Hoofdstuk 2
De
integratie van techniekonderwijs in het basisonderwijs
2. Het
kind centraal
In de hedendaagse benadering van
educatie staat de lerende, het kind in ons geval, centraal. Er wordt veel
verantwoordelijkheid gelegd bij het kind voor zijn eigen leerproces. De
leerkracht en de leeromgeving vormen het didactische arrangement, dat de
leerling stimuleert om zich verder te ontwikkelen. Uiteraard is een basisniveau
op een aantal leergebieden noodzakelijk, maar tussen de kinderen kunnen grote
verschillen bestaan en ontstaan: ieder kind ontwikkelt als het ware een eigen
profiel. Plastisch voorgesteld kun je het kind zien als een bontgekleurde
inktvlek die zich op een gevarieerde ondergrond naar alle kanten uitbreidt.
Leerkracht, medeleerlingen en het onderwijsarrangement vormen het substraat dat
bepaalt hoe snel de inkt zich naar welke kant kan uitbreiden, hoeveel ruimte
het krijgt. Door interactie en samenspel krijg je in een groep zo een grillig,
bontgekleurd patroon van bewegende, mengende kleuren, als een marmer of ocean
paint.
Een dergelijk beeld sluit goed aan
bij de drie begrippen die Stevens onderscheidt als voorwaarden voor een kind om
goed te kunnen leren: autonomie, relatie en competentie.
a. basisvoorwaarden
In hoofdstuk 1 zijn de
basisvoorwaarden genoemd die OntwikkelingsGericht Onderwijs onderscheidt, als
uitgangspunt voor elk leerproces: zelfvertrouwen hebben, nieuwsgierig zijn en
emotioneel vrij zijn.
Op welke manier kan
techniekeducatie voldoen aan de drie hierboven genoemde voorwaarden? Hiervoor
wordt een aantal criteria gepresenteerd, die consequenties hebben voor de in
dit project te ontwikkelen producten.
Zelfvertrouwen
Het kind moet het gevoel hebben dat hij het kan, dus moet
de opbouw in activiteiten zo zijn, dat je in eigen tempo en op eigen niveau
kunt werken en verder komen.
Techniekeducatie moet
succeservaringen bieden.
Emotioneel vrij zijn
Techniekeducatie moet voor alle
kinderen aantrekkelijk zijn, dat wil zeggen dat kinderen met verschillende
leerstijlen en verschillende interesses met plezier en veilig kunnen werken.

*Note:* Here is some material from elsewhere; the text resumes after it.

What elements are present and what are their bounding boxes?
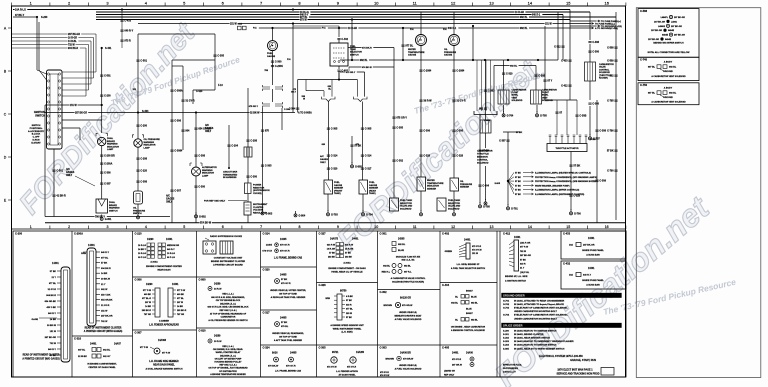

Dit maakt differentiatie en variatie in de activiteiten nodig. Elk kind kan een
onderdeel doen waar het zichzelf prettig bij voelt.
Om enige richting te geven aan de
eisen die dit aan de te ontwikkelen activiteiten stelt kan het actuele model
van meervoudige intelligentie worden gebruikt. Veelal wordt gesignaleerd dat
bij techniek heel andere kinderen tot hun recht komen dan bij de gewone meer
cognitieve vakken als rekenen, taal en zaakvakken. Nog beter zou zijn als
techniek niet alleen voorbehouden is aan die selecte groep praktisch ingestelde
kinderen met technisch inzicht, maar als het zo veelzijdig wordt aangeboden dat
het aansluit bij de interesse van veel kinderen.
In de voorbeelden van good
practice (2.6) komen we hierop terug.
Nieuwsgierig zijn
De activiteiten moeten uitdagen en
prikkelen.
De uitkomst moet niet vooraf vast
staan.
De activiteiten moeten aansluiten
bij de belevingswereld van de kinderen.
Om dit goed na te kunnen gaan,
zullen kinderen moeten worden geobserveerd. Er moet met kinderen en
leerkrachten worden gesproken en ze moeten worden betrokken bij de
ontwikkeling.
Er moeten spannende, nieuwe
werkvormen in zitten.
b. houding
Uit de PATT-onderzoeken in Europa
en de VS blijkt de attitude t.o.v. techniek niet ongunstig te zijn, en door
langdurige techniekeducatie ook nog te kunnen worden verbeterd. Een kortlopende
activiteit leverde in een bepaald onderzoek niet een positievere attitude op.
Daaruit kunnen we concluderen dat de producten uit dit project zich moeten
uitstrekken over meerdere leerjaren.
c. ontwikkeling
Ook techniekeducatie moet kinderen
uitdagen en ruimte bieden voor eigen creativiteit. Welke gevolgen heeft dat
voor de door ons te ontwikkelen activiteiten?